«Кое-что»? В других случаях говорилось: «что-то», и это звучало таинственно и весомо. Но и тут кое-что сказано. Стоит на эстраде молоденький «шестидесятник», «пестренький» от страха, трясется-качается, читает слабые стишки… а ребе-комиссар стоит за кулисами этой «Игры» и сопоставляет промежуточную, жестяную правду с той чугунной, от которой, он знает, нет спасения.
Знает, но не говорит? Умный не скажет, дураку не поверят?
Разум и неведение — важнейший среди лейтмотивов. Сначала «Физики и лирики», переписанные читателями в тысячах копий. Потом «Лирики и физики», обещающие реванш: вначале было Слово, и только потом — Дело! Есть решение у этой загадки?
«Физики знают то, что знают. Химики знают чуть поболе. Все остальные — воют, стенают, плачут от нестепримой боли».
Многие знания — многая печаль. Что делать с умниками? «Итак, был прав Руссо Жан-Жак, и надо всех ученых зажать и сажать. Потому что их учения нам приносят одни мучения». Это, конечно, не приказ, но знаменательный философский тупик поэта.
«У людей — дети. У нас — только кактусы стоят, безмолвны и холодны. Интеллигенция, куда она катится? Ученые люди, где ваши сыны?.. Чем больше книг, тем меньше деток, чем больше идей, тем меньше детей. Чем больше жен, со вкусом одетых, тем в светлых квартирах пустей и пустей».
Пропустим мимо ушей замечание о женщинах — оно какое-то… жестяное. Как и пропаганда уюта в комиссарских устах. Но судьба Разума в стихах поэта, всегда считавшего себя «поэтом сути», а не поэтом красот и иллюзий, — тема решающая.
Память или забвение? Опять — и то, и другое? Память — пароль, фонарь, компас, имя первой книги. Забвение — выход из кошмара памяти. С того момента, как в харьковской школе велено было забыть имена любимых вождей, оказавшихся врагами народа, идет эта тяжба:
«Уменье памяти сопряжено с уменьем забыванья, и зерна в амбарах памяти должно не переполнять кубатуру сдуру. Забвенье тоже создает культуру».
Так сдуру или от ума? Разум или безумие — что же в основе миростроя (мирослома)? Что спасительнее: знать или не знать? «Я был умнее своих товарищей и знал, что по проволоке иду». (Не у Слуцкого ли подхватил Окуджава свою цирковую арабеску?) Но у Слуцкого все очень серьезно: «Твоя тропа, а может быть, стезя, похожая на тропы у Везувия, — и легкое, легчайшее безумие, безуминка… а без нее нельзя…»

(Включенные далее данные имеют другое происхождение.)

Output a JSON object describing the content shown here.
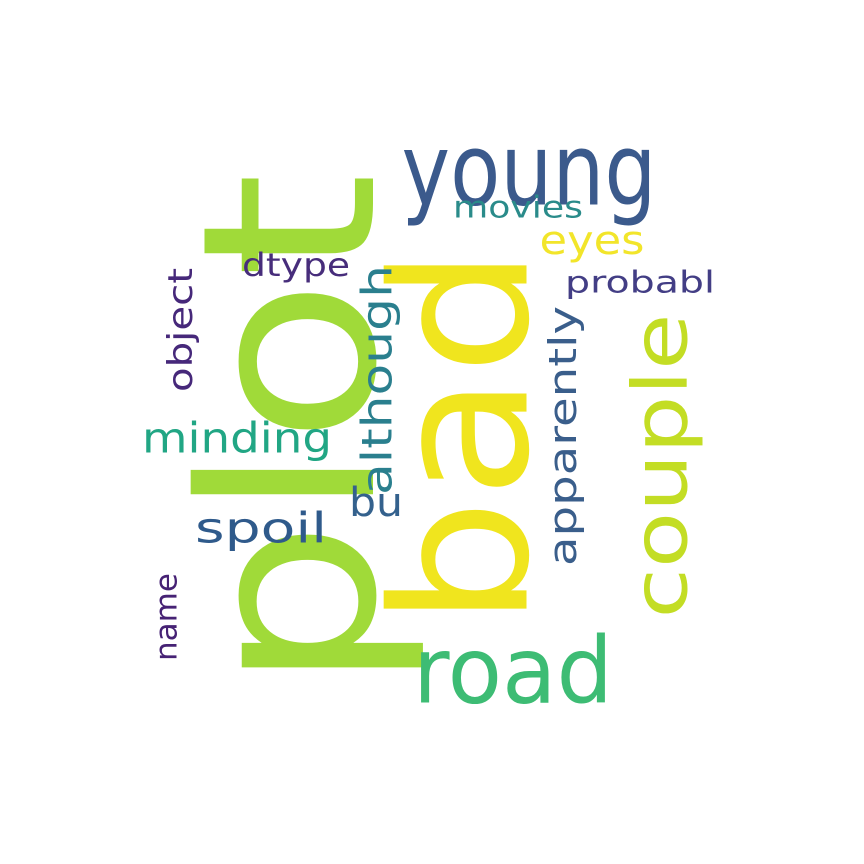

Это легкое, как пух, предчувствие ярмом ложится на душу, когда из масштабов твоего личного опыта (проволока… соломинка… песок…) переходит на масштаб страны, а чаще — как у всех земшарцев — на всемирную историю и даже на мироздание в целом.
Что же такое история?
Маятник. «Я наблюдал не раз, как в чернь народ великий превращался и как в народ он возвращался, и богом становился червь». Державинское подкреплено теперь священными заветами обеих великих религий: «Есть итог. Подсчитана смета. И труба Гавриила поет. Достоевского и Магомета золотая падучая бьет». Потрясающие строки — еще и потому, что золоту, в деньгах соседствующему с жестью и спасающему «продолговатое тело», возвращена святость, ни от чего не спасающая. Потому что под ударом — Вселенная, а не только страна, разрывающая договор, или, как тогда говорили, пакт…
«Разрыв отношений повлек за собою разрыв молекул на атомы, атомов на электроны, и все обратилось в ничто, разложив и разрыв пространство, и время, и бунты, и троны».
Что делать в этом катастрофическом контексте? Летать? Ползать? Плыть по течению? «За привычку летать люди платят отвычкою плавать».
Рвануть скатерть со стола в уютном доме? Так и эдак — конец. «А то, что я конечен, а оно (время — Л.А.) дождется прекращенья мирозданья — об этом договорено давно» (Кем? С кем? Жестянка для дураков?).
Для умных — ни утешения, ни сострадания. Финиш.
«Значит, нет ни оркестра, ни ленты там, на финише. Нет и легенды там, на финише. Нет никакой. Голько яма. И в этой яме, с черными и крутыми краями, расположенна дне покой».